5-4 Une rationalité différente

C’est là que se niche un des débats majeurs des sciences sociales: la validité de la théorie du rational choice ou la généralisation à l’ensemble des activités humaines de ces présupposés économiques à l’origine. Demeulnaere montre 333 que sa généralisation dans l’homo oeconomicus est une construction récente, à vocation idéologique et que son dogmatisme est à l’origine des échecs contemporains de l’économie.

Claval 334 se montre aussi très critique: son succès vient “de ce qu’il [le rational choice] constitue le complément naturel des modèles d’équilibre et de jeu des feed-back qu’autorisent les marchés.” Cela permet à la géographie (mais la remarque vaut pour toutes les autres sciences sociales) de s’intégrer à un ensemble rationnel et simplifié dominant: “l'espace n'intervient que dans le jeu proprement économique - il est obstacle aux transports nécessaires à la vie de relation et d’échanges.”
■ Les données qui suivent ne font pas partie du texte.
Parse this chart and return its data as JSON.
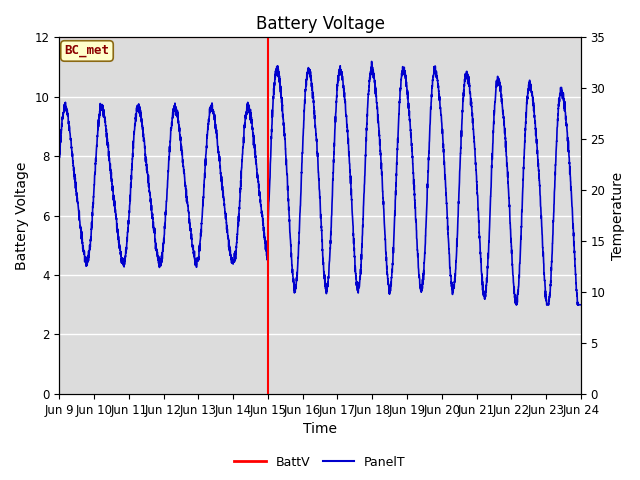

A ce titre, on va nier sous le vocable très péjoratif de relations de proximité le rôle des partis, syndicats, églises ou associations, trop difficiles à intégrer. “Les implications géographiques du modèle de l'homo rationalis sont peu nombreuses et presque toutes négatives, car la vision de la nature humaine sur laquelle il est bâti est très pauvre. Ce qu’il nous suggère ce n’est pas de nous intéresser aux particularités des individus, mais de les négliger comme secondaires et sans pertinence pour qui veut comprendre le monde.” 335

L’échec de l’aménageur réside souvent dans l’incapacité d’intégrer ces rationalités: les contraintes de l’économie et les cadres socio-politiques face aux citoyens ordinaires dont les cheminements “rusent” avec la première pour reprendre l’expression de Di Méo 336 .

C’est bien là que demeure une question essentielle pour les économistes: comment rendre compte d’attitudes non-économiques, c’est à dire répondant à une autre rationalité, qui perdurent dans un monde qui pourtant est marqué par le triomphe de l’économique ? Que peut-on gagner en allant dépenser de l’argent pour danser ? En quoi l’intérêt d’un individu serait-il menacé s’il ne participait pas au bal du village ? Deux approches sont possibles; les économistes insistent sur les motivations individuelles tandis que les sociologues privilégient la formation du groupe.

Notes
333.

DEMEULENAERE, Pierre. Homo oeconomicus. Enquête sur la constitution d’un paradigme . PUF, coll. Sociologies, Paris, 1996, 288 p.

334.

CLAVAL, Paul. Géographie humaine et économique contemporaine . Op. cit., p. 236.

335.

Idem

336.

DI MEO, Guy (sous la dir.) Les territoires du quotidien. Op. cit., 207p.